Cela a changé jeudi; c'était pire hier. Jean Charest s'est retrouvé au coeur d'une tourmente qu'il n'avait pas prévue. Révélée par La Presse, l'absence du président de la Caisse de dépôt et placement, Richard Guay, frappé par le surmenage au beau milieu de la tempête boursière, a fait toutes les manchettes. Pauline Marois et Mario Dumont rivalisaient dans la surenchère: c'était clair, un drame se préparait à la Caisse.

 

Du côté de la campagne libérale, on serrait les dents en attendant que cela passe... Une nouvelle chasse l'autre, il suffit d'attendre. Habituellement.

Jeudi, la Caisse publie un autre communiqué. Au moment précis où la machine à rumeurs s'emballe et où les spéculations se multiplient quant à la solidité financière de la Caisse, les gourous de la haute finance jugent que l'heure est venue d'annoncer la suppression de 10 postes. Pire, on pense l'expliquer en disant qu'il s'agit simplement de passer d'une gestion active à une gestion indicielle! Du chinois pour monsieur Tout-le-Monde.

Moment mal choisi

Dans le grand public, depuis des semaines, il y avait cette impression tenace mais diffuse: ça allait bien mal à la Caisse de dépôt. Rien de bon à prévoir pour le bas de laine des Québécois - 150 milliards placés sur des marchés qui piquent du nez. Avec la «mise au repos» de Richard Guay, la tension monte d'un cran. Cela va tellement mal que même le patron est en burn-out!

La suppression de ces 10 postes a fait déborder le vase: on est même forcé de congédier des gens. La nouvelle ne pouvait plus mal tomber. C'était surtout une annonce dont les dirigeants de la Caisse avaient une total maîtrise: «On ne pensait pas que cela prendrait une telle ampleur», a dit hier Pierre Brunet, président du conseil d'administration de la Caisse, contrit.

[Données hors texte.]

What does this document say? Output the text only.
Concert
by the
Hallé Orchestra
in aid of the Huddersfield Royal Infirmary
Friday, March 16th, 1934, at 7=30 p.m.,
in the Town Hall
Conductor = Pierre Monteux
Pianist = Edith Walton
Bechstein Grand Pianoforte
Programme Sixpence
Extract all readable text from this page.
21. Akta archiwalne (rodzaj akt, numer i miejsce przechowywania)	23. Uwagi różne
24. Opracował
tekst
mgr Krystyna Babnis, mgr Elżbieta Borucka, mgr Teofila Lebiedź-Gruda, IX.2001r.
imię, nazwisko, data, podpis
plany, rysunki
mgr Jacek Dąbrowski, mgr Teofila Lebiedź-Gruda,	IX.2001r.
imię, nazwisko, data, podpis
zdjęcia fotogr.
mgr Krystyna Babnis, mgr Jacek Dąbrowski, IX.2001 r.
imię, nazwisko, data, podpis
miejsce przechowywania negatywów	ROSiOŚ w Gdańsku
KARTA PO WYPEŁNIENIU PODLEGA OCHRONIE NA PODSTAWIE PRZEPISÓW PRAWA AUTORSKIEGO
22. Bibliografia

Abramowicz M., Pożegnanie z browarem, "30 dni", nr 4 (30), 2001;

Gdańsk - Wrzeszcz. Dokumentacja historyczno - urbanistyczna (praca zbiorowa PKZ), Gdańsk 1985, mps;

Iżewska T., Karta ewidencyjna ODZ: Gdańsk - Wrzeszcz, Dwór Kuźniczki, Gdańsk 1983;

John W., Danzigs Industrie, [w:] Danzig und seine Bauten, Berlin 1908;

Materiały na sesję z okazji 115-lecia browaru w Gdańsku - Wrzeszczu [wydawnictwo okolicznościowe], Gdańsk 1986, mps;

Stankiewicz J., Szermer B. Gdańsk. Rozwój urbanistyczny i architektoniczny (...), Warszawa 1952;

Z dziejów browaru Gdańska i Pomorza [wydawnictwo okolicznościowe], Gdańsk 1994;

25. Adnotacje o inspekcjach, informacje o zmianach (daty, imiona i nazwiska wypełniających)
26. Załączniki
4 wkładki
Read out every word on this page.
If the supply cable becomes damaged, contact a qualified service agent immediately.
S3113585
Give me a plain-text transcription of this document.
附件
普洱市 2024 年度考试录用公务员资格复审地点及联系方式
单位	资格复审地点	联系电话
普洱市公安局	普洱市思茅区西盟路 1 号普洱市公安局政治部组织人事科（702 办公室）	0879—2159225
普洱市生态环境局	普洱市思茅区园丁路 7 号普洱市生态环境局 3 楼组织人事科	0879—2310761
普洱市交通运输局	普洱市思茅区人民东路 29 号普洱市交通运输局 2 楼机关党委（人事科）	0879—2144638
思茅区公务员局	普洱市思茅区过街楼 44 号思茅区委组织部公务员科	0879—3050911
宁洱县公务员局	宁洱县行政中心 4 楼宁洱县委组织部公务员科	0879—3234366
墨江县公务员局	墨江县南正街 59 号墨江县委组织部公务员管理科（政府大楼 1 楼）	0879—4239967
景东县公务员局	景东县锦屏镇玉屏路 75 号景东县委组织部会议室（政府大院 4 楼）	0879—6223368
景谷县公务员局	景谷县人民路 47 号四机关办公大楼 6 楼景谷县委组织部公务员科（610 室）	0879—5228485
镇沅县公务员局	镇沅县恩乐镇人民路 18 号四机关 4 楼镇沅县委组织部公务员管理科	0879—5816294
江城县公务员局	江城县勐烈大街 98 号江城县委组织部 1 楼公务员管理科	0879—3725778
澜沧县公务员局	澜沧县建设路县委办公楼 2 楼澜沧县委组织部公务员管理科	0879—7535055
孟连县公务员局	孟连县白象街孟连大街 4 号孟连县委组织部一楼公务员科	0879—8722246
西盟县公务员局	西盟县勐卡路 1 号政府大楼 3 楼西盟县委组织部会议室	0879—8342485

Quelqu'un avait convaincu le vénérable président du conseil qu'il serait bon de quitter bien vite, hier midi, sa Floride radieuse. Qu'il serait plus sage qu'il vienne donner un point de presse, en cette fin de vendredi frisquet, à Montréal.

Monique Jérôme-Forget n'entendait pas à rire: il était urgent que la Caisse calme le jeu. M. Brunet a indiqué hier qu'il avait parlé «plusieurs fois» avec la ministre au cours des dernières heures. «C'est tout à fait normal. On s'est parlé. On s'est demandé: est-ce qu'il est temps de faire quelque chose?» a dit M. Brunet.

Pour la petite histoire, voici ce que pense un organisateur libéral de longue date de l'annonce de l'abolition des 10 postes faite jeudi par la Caisse de dépôt. On taira son nom pour des raisons évidentes.

«Tabar... Nous annoncer ça en pleine campagne électorale. Je ne sais pas qui est l'imbécile qui a pensé nous tirer ça dans les jambes. C'est pas vrai que ça ne pouvait pas attendre deux semaines! Tu te demandes si quelqu'un a fait exprès. Ça ne se peut pas!»

La Caisse, navire amiral des sociétés publiques, a l'allure du Titanic. Mais pas question de dévoiler les rendements avant février prochain. Les élections seront passées depuis longtemps. Même chose pour le «retour» de M. Guay: le 10 décembre, les élections seront terminées et on pourra bien changer de capitaine si nécessaire.

Le gouvernement refuse de demander à la Caisse de divulguer ses résultats. En 2003, alors qu'il était dans l'opposition, Jean Charest avait crié au scandale et exigé pleine transparence de cette même Caisse, qui avait perdu 30 millions dans Montréal Mode. On parle cette année de 30 milliards.

À deux ou trois jours du débat des chefs, la campagne libérale vient de traverser sa première tempête. Dans leurs prochains caucus, les stratèges libéraux martèleront qu'il faut «garder le cap», quoi qu'il advienne. On craint que le format du débat ne place Jean Charest au milieu des tirs croisés de Pauline Marois et Mario Dumont. On se souvient surtout que Mme Marois s'était assez bien sortie des débats dans la course à la direction du Parti québécois, en 2005.

Pauline Marois «exténuée, au bout du rouleau», Mario Dumont en guerre contre Guy A. Lepage... Les campagnes péquiste et adéquiste ont eu plus que leur part de déboires, cette semaine. Les sondages sont unanimes: Jean Charest caracole loin en avance, et il est probablement trop tard pour le rattraper.

Mais en cette veille de retraite fermée des chefs, qui s'isoleront pour préparer leur duel télévisé, la certitude confiante des libéraux a vécu.